Article adaptation of Master’s thesis

In the last few weeks I have adapted my Master’s thesis into an article. While working with my results, which were very specific to a certain algorithm, I found that they should be easy to generalise. Together with my Master’s thesis advisor, I worked through this generalisation, ending with far stronger results than those in my thesis.

First, some simple background information. My thesis was about a small part of a query rewriting process, called Ontology Base Data Access (OBDA) rewriting. The full rewriting process rewrites a query (usually a Description logic formula) according to a set of axioms (eg., every house is a building, or everyone who has a child is a parent), before reformulating the result into a different language (usually SQL). The first of these stages is known as ontology rewriting, the second as unfolding. The complete rewriting process can be very time consuming, and so it is often useful to apply knowledge of how a certain query should be rewritten (stored in the form of what we call a perfect rewriting). We obtain such knowledge either through system analysis, or through storing the results of previous rewritings. The topic of my thesis was analysing the effect of applying perfect rewritings in combination with an ontology rewriting algorithm called the Tree-witness rewriting.

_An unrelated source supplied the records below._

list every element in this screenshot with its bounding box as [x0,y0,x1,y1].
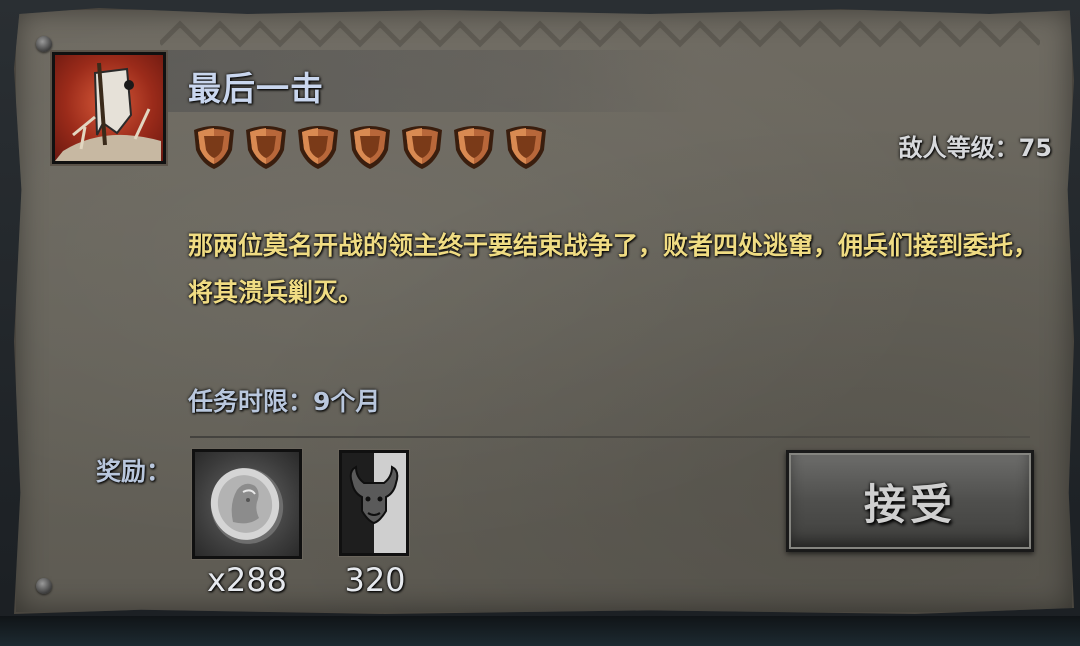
shield-icon [246,126,286,169]
shield-icon [506,126,546,169]
time-limit: 任务时限：9个月 [188,387,381,416]
accept-button[interactable]: 接受 [786,450,1034,552]
shield-icon [298,126,338,169]
screw-icon [36,578,52,594]
reward-amount: 320 [344,561,406,599]
silver-coin-icon [210,468,284,544]
shield-icon [402,126,442,169]
quest-description: 那两位莫名开战的领主终于要结束战争了，败者四处逃窜，佣兵们接到委托，将其溃兵剿灭… [188,231,1039,307]
quest-title: 最后一击 [188,69,324,108]
divider [190,436,1030,438]
reward-item-coin[interactable] [192,449,302,559]
shield-icon [194,126,234,169]
difficulty-rating [190,122,550,170]
reward-label: 奖励： [96,457,172,486]
accept-button-label: 接受 [863,479,956,529]
enemy-level: 敌人等级：75 [898,134,1052,162]
screw-icon [36,36,52,52]
shattered-banner-icon [55,62,161,161]
quest-icon [52,52,166,164]
shield-icon [454,126,494,169]
bottom-bar [0,616,1080,646]
reward-item-banner[interactable] [339,450,409,556]
bull-banner-icon [342,453,406,553]
reward-amount: x288 [206,561,287,599]
shield-icon [350,126,390,169]
game-screen: 最后一击 敌人等级：75 那两位莫名开战的领主终于要结束战争了，败者四处逃窜，佣… [0,0,1080,646]
parchment-pattern [160,20,1040,48]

As we reread my results, we realised that we should be able to improve on them. My key result had been a set of observations about which perfect rewritings were most useful to apply in combination with the Tree-witness rewriting, and we felt that we should be able to quantify my results. While working on our improvements, we soon realised that the mechanics of the ontology rewriting were not relevant to the way we measured the usefulness of a perfect rewriting. Instead of trying to predict the savings achieved when applying a perfect rewriting, we could measure this saving by applying the rewriting algorithm.

Again, some theory. Rewriting a query in an OBDA system can result in an exponential increase in query size. In most applications, the resulting query contains much redundancy, and can be shortened significantly, at the cost of much computation. If we happen to know how a query is rewritten, we say we have a perfect rewriting of that query, and we do not need to rewrite it again. Another interesting situation is when we have a perfect rewriting for a part of a query. It turns out that, under certain conditions, it is possible to apply a perfect rewriting to parts of a query. The result is that we have to rewrite a smaller query, which is very good news considering how poorly OBDA rewriting scales with query size.

The realisation that came upon us was that the exact gain of applying a perfect rewriting was reflected by how much work went into finding that perfect rewriting in the first place. By quantifying this work, we could create a measure that could order perfect rewritings according to how useful they would be. Why is this important? Because it is not always possible to apply any combinations of perfect rewritings. We may have to chose between different combinations, and when we do, it is very good to have a measure of their usefulness.

The final paper, which is more a continuation of my Master’s thesis that an adaptation, was submitted to the 28th International Workshop on Description Logics.